- Developer(s): Raster Software
- Programmer(s): Radek Štěrba
- Composer(s): Radek Štěrba
- Platform(s): Atari 8-bit
- Release: 1994
- Genre(s): Action-adventure
- Mode(s): Single-player

= Naturix =

1994 video game

Naturix is a 1994 action-adventure game developed by Radek Štěrba for Atari 8-bit computers.

==Plot==
The Game is set in a Solar System where a Planet called Naturland can be found. It is inhabited by a Race called Naturix. They are dependent on Power Supplies from a Base on the farthest Moon of Naturland. The Protagonist is sent there for some Energy but the Base is occupied by Hostile beings. He has to find four Energy boxes and a Navigation Tool in order to get home.

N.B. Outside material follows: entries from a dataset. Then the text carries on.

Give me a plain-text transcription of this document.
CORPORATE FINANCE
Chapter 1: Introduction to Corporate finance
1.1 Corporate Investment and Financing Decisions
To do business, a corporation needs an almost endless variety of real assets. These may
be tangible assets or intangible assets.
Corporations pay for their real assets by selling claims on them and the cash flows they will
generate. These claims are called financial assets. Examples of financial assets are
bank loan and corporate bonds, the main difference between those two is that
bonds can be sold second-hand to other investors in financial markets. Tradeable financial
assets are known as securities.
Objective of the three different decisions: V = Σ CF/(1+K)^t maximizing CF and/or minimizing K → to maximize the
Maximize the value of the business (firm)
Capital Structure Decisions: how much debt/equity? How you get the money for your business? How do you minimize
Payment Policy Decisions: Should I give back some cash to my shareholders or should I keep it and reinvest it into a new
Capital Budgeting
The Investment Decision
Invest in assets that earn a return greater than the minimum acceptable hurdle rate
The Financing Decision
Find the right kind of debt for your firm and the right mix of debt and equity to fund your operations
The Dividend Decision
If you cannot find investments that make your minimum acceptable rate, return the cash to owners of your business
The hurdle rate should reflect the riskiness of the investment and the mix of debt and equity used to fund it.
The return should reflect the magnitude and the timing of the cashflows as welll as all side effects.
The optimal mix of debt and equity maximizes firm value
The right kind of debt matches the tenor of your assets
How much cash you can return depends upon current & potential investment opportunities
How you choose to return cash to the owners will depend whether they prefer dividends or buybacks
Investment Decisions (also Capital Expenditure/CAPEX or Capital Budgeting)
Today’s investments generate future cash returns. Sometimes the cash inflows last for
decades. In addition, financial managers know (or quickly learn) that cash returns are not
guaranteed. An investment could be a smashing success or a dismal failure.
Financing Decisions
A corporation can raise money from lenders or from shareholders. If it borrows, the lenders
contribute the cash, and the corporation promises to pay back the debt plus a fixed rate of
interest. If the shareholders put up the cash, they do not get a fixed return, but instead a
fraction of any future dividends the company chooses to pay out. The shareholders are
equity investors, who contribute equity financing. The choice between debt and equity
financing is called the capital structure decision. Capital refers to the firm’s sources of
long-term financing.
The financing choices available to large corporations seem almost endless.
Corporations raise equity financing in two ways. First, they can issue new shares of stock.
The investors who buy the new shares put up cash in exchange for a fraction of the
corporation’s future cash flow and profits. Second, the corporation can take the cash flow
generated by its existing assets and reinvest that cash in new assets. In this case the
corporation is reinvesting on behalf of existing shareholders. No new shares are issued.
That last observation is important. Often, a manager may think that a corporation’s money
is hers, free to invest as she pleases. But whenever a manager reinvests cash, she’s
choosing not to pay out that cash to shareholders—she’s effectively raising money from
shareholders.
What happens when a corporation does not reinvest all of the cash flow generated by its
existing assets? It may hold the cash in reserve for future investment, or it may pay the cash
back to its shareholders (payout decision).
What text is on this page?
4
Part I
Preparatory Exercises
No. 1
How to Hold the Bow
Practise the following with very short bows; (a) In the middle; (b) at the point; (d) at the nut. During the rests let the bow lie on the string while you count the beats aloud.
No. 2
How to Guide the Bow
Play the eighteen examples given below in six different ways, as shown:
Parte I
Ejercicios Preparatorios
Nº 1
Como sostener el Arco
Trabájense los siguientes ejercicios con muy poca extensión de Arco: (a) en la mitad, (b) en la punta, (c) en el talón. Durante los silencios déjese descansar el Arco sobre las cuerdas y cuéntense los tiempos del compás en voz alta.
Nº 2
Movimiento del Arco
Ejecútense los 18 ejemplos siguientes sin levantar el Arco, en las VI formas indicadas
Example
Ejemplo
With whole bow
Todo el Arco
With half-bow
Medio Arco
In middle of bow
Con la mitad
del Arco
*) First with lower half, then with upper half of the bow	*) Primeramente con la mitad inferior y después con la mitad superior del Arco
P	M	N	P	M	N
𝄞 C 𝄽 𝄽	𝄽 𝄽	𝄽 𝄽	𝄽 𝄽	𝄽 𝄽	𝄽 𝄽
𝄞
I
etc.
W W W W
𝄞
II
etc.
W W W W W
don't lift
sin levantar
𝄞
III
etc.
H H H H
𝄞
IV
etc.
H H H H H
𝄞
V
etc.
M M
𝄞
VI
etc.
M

He returns to his Spacecraft after he obtains everything and leaves the Base. He is last seen flying in the Spacecraft towards Home.

==Gameplay==
Player controls a Character of Naturix. His task is to find 4 Boxes and a Navigation Tool. When he obtains all needed items then he has to get to his Spacecraft and leave the Base. He has to search a large base full of Enemies to fulfil this task. He can fire laser shots to kill Enemies but there is a limited amount of Ammo. There are also places where the player has to solve some puzzles.

==Development==
The game was developed by Radek Štěrba (Raster Software). He got his first Atari 8-bit computer in 1988. He started to experiment with programming and also created some simple games. He worked with his high school friend Robert Knill. Štěrba admitted that their first projects weren't really good but they got better. Štěrba helped Knill with some games but also created some of his own. His first big game was Predator (1991) that he created with help of Knill.

Štěrba developed Naturix during his studies at Palacký University, Olomouc in 1994. He discussed the development with Robert Knill. Knill talked him to redesign the main character. Knill's critical expression to the original design almost led to a split between them but Štěrba admitted that Knill was right and was glad that he followed Knill's advice. Naturix was released as a commercial game in 1994. Štěrba considered Naturix to be his finest Work. Štěrba was also thinking about a sequel. Štěrba released the game for free in 1999 along his other games.

Flop Magazine published a demo version of the game in its 29th Volume. It included much smaller World and the player could find only Energy Pills and laser shots.